2013年12月に購入し、もう3年間使用しています。その前はコンデジでしたが、もっと良い写真を娘の為に残したいと思いデジタル一眼が欲しくなりました。妻は「スマホで充分」というタイプで「大きなカメラは嫌だ!」と言われました。なのでコンパクトなミラーレスで検討、色々見てデザインがスタイリッシュなPENがいいなと思う様になりました。 

当時のPENシリーズでPL-5とPM2を比較したのですが、PL-5はバリアングルモニターの分だけ厚く見え、ダイヤルも不要と感じた為PM2のダブルズームレンズキット(当時¥37800)に決定しました。


キットレンズ2本のうちM.ZUIKO DIGITAL 14-42mm F3.5-5.6 Ⅱ Rは既に売却してしまいましたが、M.ZUIKO DIGITAL ED 40-150mm F4.0-5.6 Rは今でも愛用していて、公園での撮影や運動会ですごく役に立っています。当時の私には「OMD画質」というフレーズが魅力的に響き、実際私のレベルでは十分な画質でした。

 

最近のオリンパスの機種OMD EM-1MARKⅡ、PEN F、 PL8の値段を見ると、PM2はレンズ2本ついてこの画質、しかも軽量コンパクト!コストパフォーマンスはかなり良かったと大満足しています。
しかしなんと後継機は無く、PEN miniシリーズは廃番となってしまいました。

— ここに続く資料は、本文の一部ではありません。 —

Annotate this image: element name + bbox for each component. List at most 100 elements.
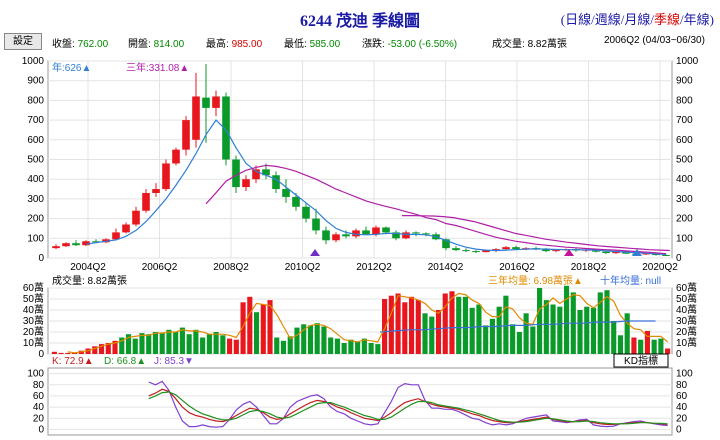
volume-bar xyxy=(408,296,415,354)
price-y-tick-left: 400 xyxy=(27,174,44,185)
price-candle-body xyxy=(132,210,140,225)
volume-label: 成交量: xyxy=(492,39,525,50)
price-candle-body xyxy=(152,189,160,193)
volume-bar xyxy=(557,306,563,354)
price-candle-body xyxy=(342,234,350,237)
volume-bar xyxy=(267,300,273,354)
price-marker-triangle xyxy=(310,249,320,256)
volume-bar xyxy=(489,318,495,354)
price-candle-body xyxy=(512,247,520,250)
volume-bar xyxy=(227,338,233,354)
volume-bar xyxy=(119,337,125,354)
volume-bar xyxy=(375,344,381,354)
close-price-label: 收盤: xyxy=(52,39,75,50)
volume-bar xyxy=(449,291,455,354)
period-year-link[interactable]: 年線 xyxy=(683,12,710,27)
period-month-link[interactable]: 月線 xyxy=(624,12,651,27)
price-y-tick-left: 1000 xyxy=(22,56,45,67)
volume-bar xyxy=(105,343,111,354)
volume-bar xyxy=(435,310,442,354)
volume-bar xyxy=(159,333,165,354)
volume-bar xyxy=(287,336,293,354)
price-marker-triangle xyxy=(564,249,574,256)
price-y-tick-right: 1000 xyxy=(676,56,699,67)
price-candle-body xyxy=(402,232,410,239)
volume-bar xyxy=(530,326,536,354)
price-candle-body xyxy=(62,243,70,247)
volume-bar xyxy=(125,334,132,354)
close-price-value: 762.00 xyxy=(77,39,109,50)
period-day-link[interactable]: 日線 xyxy=(565,12,592,27)
price-y-tick-left: 900 xyxy=(27,76,44,87)
volume: 成交量: 8.82萬張 xyxy=(492,35,567,50)
volume-bar xyxy=(644,330,650,354)
volume-bar xyxy=(516,332,522,354)
price-candle-body xyxy=(272,175,280,190)
volume-y-tick-right: 40萬 xyxy=(676,303,697,316)
volume-bar xyxy=(274,337,280,354)
volume-bar xyxy=(658,338,664,354)
volume-bar xyxy=(537,288,543,354)
volume-y-tick-left: 10萬 xyxy=(23,336,44,349)
price-x-tick: 2010Q2 xyxy=(285,262,321,273)
price-candle-body xyxy=(442,239,450,249)
volume-bar xyxy=(456,296,462,354)
volume-bar xyxy=(166,329,172,354)
volume-y-tick-left: 60萬 xyxy=(23,281,44,294)
price-y-tick-right: 0 xyxy=(676,253,682,264)
price-candle-body xyxy=(422,233,430,235)
close-price: 收盤: 762.00 xyxy=(52,35,108,50)
price-candle-body xyxy=(52,246,60,249)
volume-bar xyxy=(577,310,583,354)
price-y-tick-right: 500 xyxy=(676,155,693,166)
settings-button[interactable]: 設定 xyxy=(4,33,42,50)
kd-d-legend: D: 66.8▲ xyxy=(104,356,146,367)
price-y-tick-left: 100 xyxy=(27,233,44,244)
price-candle-body xyxy=(382,227,390,233)
price-candle-body xyxy=(72,243,80,246)
price-candle-body xyxy=(472,251,480,253)
price-y-tick-left: 700 xyxy=(27,115,44,126)
volume-bar xyxy=(611,321,617,354)
volume-bar xyxy=(550,304,556,354)
period-range: 2006Q2 (04/03~06/30) xyxy=(604,35,705,46)
price-x-tick: 2020Q2 xyxy=(642,262,678,273)
volume-bar xyxy=(483,325,489,354)
volume-bar xyxy=(186,334,192,354)
volume-bar xyxy=(624,313,630,354)
three-year-ma-line xyxy=(205,164,667,255)
volume-bar xyxy=(388,295,394,354)
volume-bar xyxy=(233,339,239,354)
period-week-link[interactable]: 週線 xyxy=(594,12,621,27)
price-candle-body xyxy=(312,218,320,231)
price-candle-body xyxy=(92,241,100,243)
volume-bar xyxy=(597,292,603,354)
kd-y-tick-right: 20 xyxy=(676,413,688,424)
volume-bar xyxy=(638,339,644,354)
volume-bar xyxy=(415,300,421,354)
price-x-tick: 2006Q2 xyxy=(142,262,178,273)
kd-j-legend: J: 85.3▼ xyxy=(154,356,194,367)
volume-bar xyxy=(51,351,57,354)
price-y-tick-left: 800 xyxy=(27,95,44,106)
volume-ma3-legend: 三年均量: 6.98萬張▲ xyxy=(488,274,583,287)
price-candle-body xyxy=(552,250,560,252)
price-candle-body xyxy=(592,249,600,252)
period-quarter-link[interactable]: 季線 xyxy=(654,12,681,27)
volume-bar xyxy=(617,335,624,354)
price-candle-body xyxy=(212,96,220,108)
price-candle-body xyxy=(362,230,370,235)
price-candle-body xyxy=(452,248,460,251)
price-candle-body xyxy=(262,169,270,176)
volume-bar xyxy=(139,333,145,354)
kd-y-tick-right: 0 xyxy=(676,424,682,435)
price-candle-body xyxy=(112,232,120,240)
volume-bar xyxy=(334,338,340,354)
volume-bar xyxy=(200,337,206,354)
price-candle-body xyxy=(542,248,550,252)
price-x-tick: 2012Q2 xyxy=(356,262,392,273)
price-candle-body xyxy=(142,192,150,211)
price-candle-body xyxy=(182,120,190,150)
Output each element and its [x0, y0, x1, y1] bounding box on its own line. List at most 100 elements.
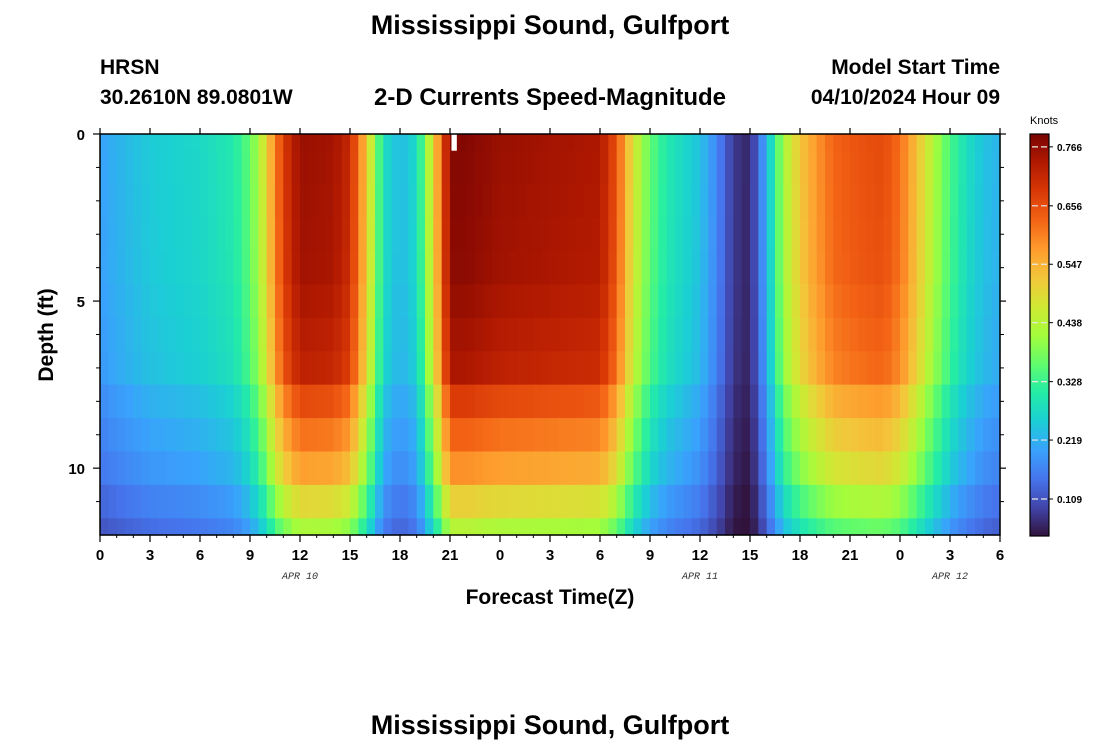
model-start-label: Model Start Time — [831, 56, 1000, 79]
heat-cell — [966, 484, 976, 519]
heat-cell — [275, 150, 284, 185]
heat-cell — [316, 150, 326, 185]
heat-cell — [525, 217, 534, 252]
heat-cell — [950, 134, 959, 152]
heat-cell — [258, 384, 268, 419]
heat-cell — [691, 184, 701, 219]
heat-cell — [883, 217, 893, 252]
heat-cell — [591, 518, 601, 536]
heat-cell — [750, 418, 759, 453]
heat-cell — [216, 484, 226, 519]
heat-cell — [408, 484, 418, 519]
heat-cell — [341, 317, 351, 352]
heat-cell — [341, 217, 351, 252]
heat-cell — [125, 284, 134, 319]
heat-cell — [408, 250, 418, 285]
heat-cell — [916, 134, 926, 152]
heat-cell — [966, 217, 976, 252]
heat-cell — [325, 418, 334, 453]
heat-cell — [833, 384, 843, 419]
heat-cell — [375, 384, 384, 419]
heat-cell — [541, 518, 551, 536]
heat-cell — [875, 134, 884, 152]
heat-cell — [208, 518, 218, 536]
heat-cell — [658, 184, 668, 219]
heat-cell — [341, 284, 351, 319]
heat-cell — [241, 484, 251, 519]
heat-cell — [816, 250, 826, 285]
heat-cell — [891, 250, 901, 285]
heat-cell — [483, 217, 493, 252]
heat-cell — [825, 317, 834, 352]
heat-cell — [733, 518, 743, 536]
heat-cell — [500, 518, 509, 536]
heat-cell — [183, 250, 193, 285]
heat-cell — [925, 484, 934, 519]
heat-cell — [583, 317, 593, 352]
heat-cell — [683, 184, 693, 219]
heat-cell — [625, 484, 634, 519]
heat-cell — [833, 317, 843, 352]
heat-cell — [675, 451, 684, 486]
heat-cell — [541, 217, 551, 252]
heat-cell — [825, 384, 834, 419]
heat-cell — [891, 451, 901, 486]
heat-cell — [575, 351, 584, 386]
heat-cell — [475, 317, 484, 352]
heat-cell — [241, 518, 251, 536]
heat-cell — [541, 351, 551, 386]
heat-cell — [725, 351, 734, 386]
heat-cell — [541, 384, 551, 419]
heat-cell — [833, 150, 843, 185]
heat-cell — [550, 184, 559, 219]
heat-cell — [525, 250, 534, 285]
heat-cell — [483, 250, 493, 285]
heat-cell — [925, 250, 934, 285]
heat-cell — [508, 484, 518, 519]
heat-cell — [491, 150, 501, 185]
heat-cell — [716, 484, 726, 519]
heat-cell — [983, 484, 993, 519]
heat-cell — [758, 284, 768, 319]
heat-cell — [366, 150, 376, 185]
heat-cell — [316, 134, 326, 152]
heat-cell — [241, 351, 251, 386]
heat-cell — [833, 184, 843, 219]
heat-cell — [600, 351, 609, 386]
heat-cell — [800, 384, 809, 419]
heat-cell — [625, 518, 634, 536]
heat-cell — [941, 351, 951, 386]
heat-cell — [150, 217, 159, 252]
heat-cell — [258, 134, 268, 152]
heat-cell — [266, 518, 276, 536]
heat-cell — [758, 518, 768, 536]
heat-cell — [775, 317, 784, 352]
heat-cell — [416, 134, 426, 152]
heat-cell — [566, 451, 576, 486]
heat-cell — [341, 451, 351, 486]
heat-cell — [900, 250, 909, 285]
heat-cell — [733, 134, 743, 152]
heat-cell — [658, 451, 668, 486]
heat-cell — [950, 384, 959, 419]
heat-cell — [766, 518, 776, 536]
heat-cell — [141, 217, 151, 252]
heat-cell — [158, 518, 168, 536]
heat-cell — [625, 451, 634, 486]
heat-cell — [283, 134, 293, 152]
heat-cell — [200, 317, 209, 352]
heat-cell — [308, 184, 318, 219]
heat-cell — [816, 484, 826, 519]
heat-cell — [150, 351, 159, 386]
heat-cell — [650, 518, 659, 536]
heat-cell — [616, 250, 626, 285]
heat-cell — [966, 451, 976, 486]
heat-cell — [325, 134, 334, 152]
heat-cell — [100, 317, 109, 352]
heat-cell — [791, 217, 801, 252]
heat-cell — [750, 284, 759, 319]
heat-cell — [216, 384, 226, 419]
heat-cell — [666, 284, 676, 319]
heat-cell — [583, 484, 593, 519]
heat-cell — [141, 351, 151, 386]
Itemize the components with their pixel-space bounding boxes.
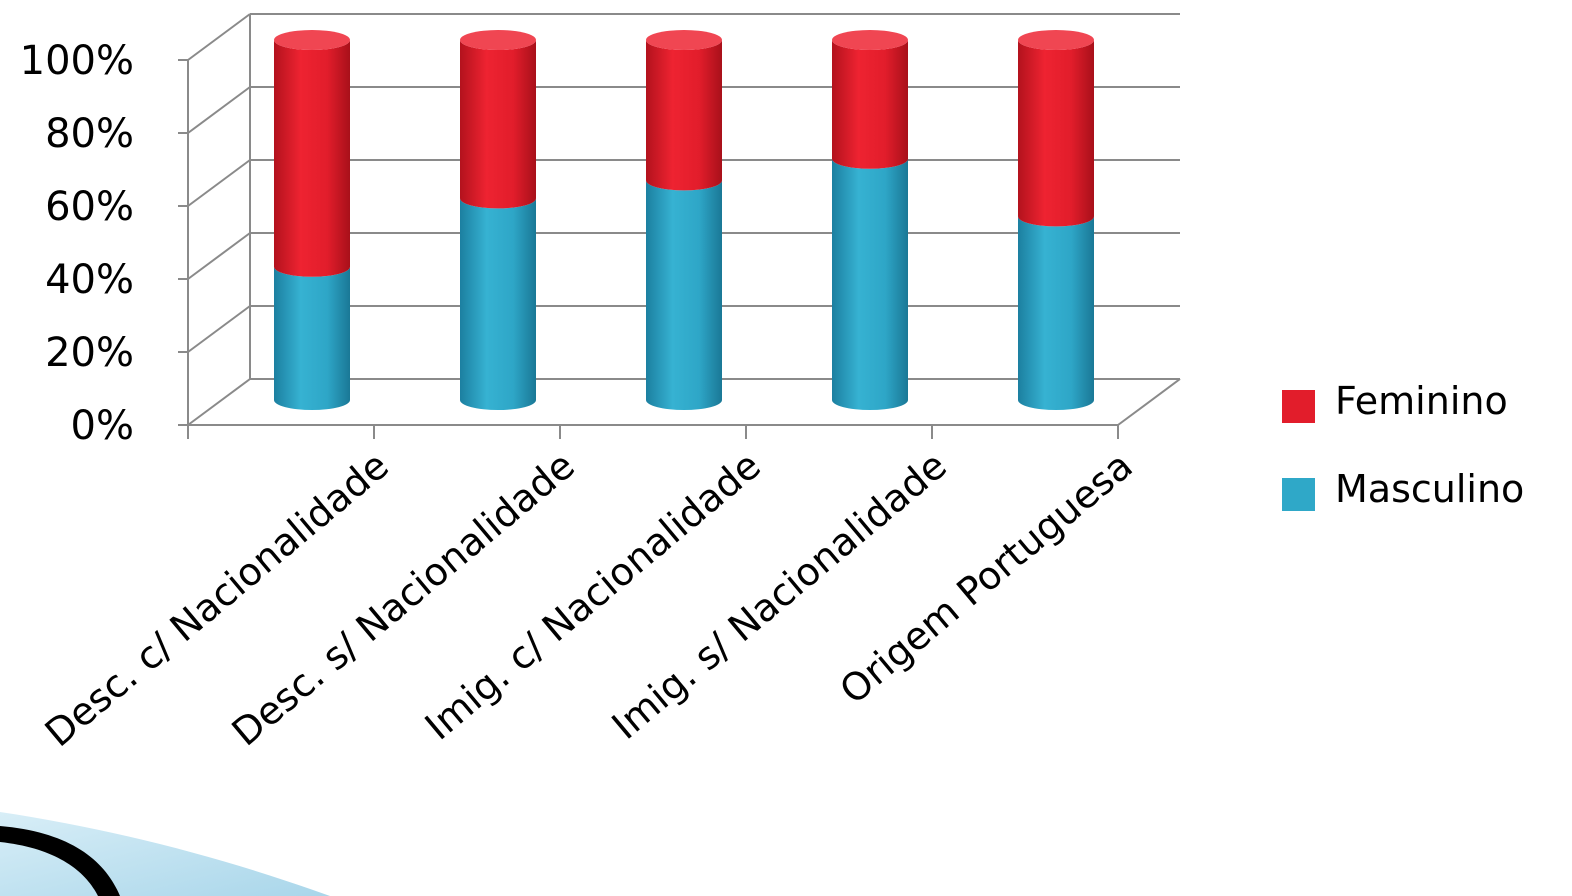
bar-segment-masculino bbox=[460, 198, 536, 410]
bar-top-cap bbox=[274, 30, 350, 50]
bar-segment-feminino bbox=[1018, 40, 1094, 227]
corner-decoration bbox=[0, 812, 330, 896]
legend-swatch-masculino bbox=[1282, 478, 1315, 511]
bar-group bbox=[646, 30, 722, 410]
bar-top-cap bbox=[646, 30, 722, 50]
bar-segment-masculino bbox=[274, 266, 350, 410]
y-tick-label: 0% bbox=[71, 403, 134, 449]
bar-top-cap bbox=[832, 30, 908, 50]
x-category-label: Imig. s/ Nacionalidade bbox=[604, 443, 955, 748]
y-tick-label: 100% bbox=[20, 38, 134, 84]
gridline-side bbox=[187, 305, 251, 353]
bar-top-cap bbox=[460, 30, 536, 50]
bar-group bbox=[274, 30, 350, 410]
bar-segment-masculino bbox=[1018, 216, 1094, 410]
bar-top-cap bbox=[1018, 30, 1094, 50]
gridline-side bbox=[187, 232, 251, 280]
bar-segment-masculino bbox=[646, 180, 722, 410]
bar-segment-feminino bbox=[460, 40, 536, 209]
bar-group bbox=[832, 30, 908, 410]
y-tick-label: 20% bbox=[45, 330, 134, 376]
y-tick-label: 60% bbox=[45, 184, 134, 230]
bar-segment-feminino bbox=[832, 40, 908, 169]
corner-decoration-stroke bbox=[0, 826, 120, 896]
bar-segment-feminino bbox=[646, 40, 722, 191]
gridline-side bbox=[187, 159, 251, 207]
x-category-label: Desc. s/ Nacionalidade bbox=[224, 443, 583, 754]
bar-segment-feminino bbox=[274, 40, 350, 277]
x-category-label: Desc. c/ Nacionalidade bbox=[37, 443, 397, 755]
legend: Feminino Masculino bbox=[1282, 379, 1524, 511]
gridline-side bbox=[187, 86, 251, 134]
bar-segment-masculino bbox=[832, 158, 908, 410]
y-tick-label: 40% bbox=[45, 257, 134, 303]
bars bbox=[274, 30, 1094, 410]
legend-label-feminino: Feminino bbox=[1335, 379, 1508, 423]
bar-group bbox=[460, 30, 536, 410]
bar-group bbox=[1018, 30, 1094, 410]
gridline-side bbox=[187, 378, 251, 426]
legend-swatch-feminino bbox=[1282, 390, 1315, 423]
legend-label-masculino: Masculino bbox=[1335, 467, 1524, 511]
x-category-label: Imig. c/ Nacionalidade bbox=[417, 443, 769, 748]
y-tick-labels: 0% 20% 40% 60% 80% 100% bbox=[20, 38, 134, 449]
y-tick-label: 80% bbox=[45, 111, 134, 157]
gridline-side bbox=[187, 13, 251, 61]
axes bbox=[178, 59, 1119, 439]
floor-right-edge bbox=[1117, 378, 1181, 426]
corner-decoration-shape bbox=[0, 812, 330, 896]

自撮りができないのが響いたのでしょうか…「セルフィ」を売りにしてますからね。
PENの中でも最大限にコンパクトなシリーズ、レストランでテーブルの上に置いてあっても存在感は少なめで仰々しくないところも気に入っていたのですが…

 ビューファインダー追加

 外で娘が遊んでいるのを撮影するのにライブビューだとピントが合っているのか見づらいのでVF4を追加しました。ライブビューで撮った写真を後で見るといわゆる後ピンになってしまっている写真がたくさんありました。
VF4をつけることでそれが少なくなり、ファインダーを覗きながら構えたときの「写真を撮っている」という感じが好きです(自己満ですが)。
買う前は「ボコっと飛び出して変ではないか」とか「コンパクトさが損なわれるのではないか」とかかなり悩んだのですが、見慣れると気にならなくなり(笑)昼間でも良く見えるので大変気に入っています。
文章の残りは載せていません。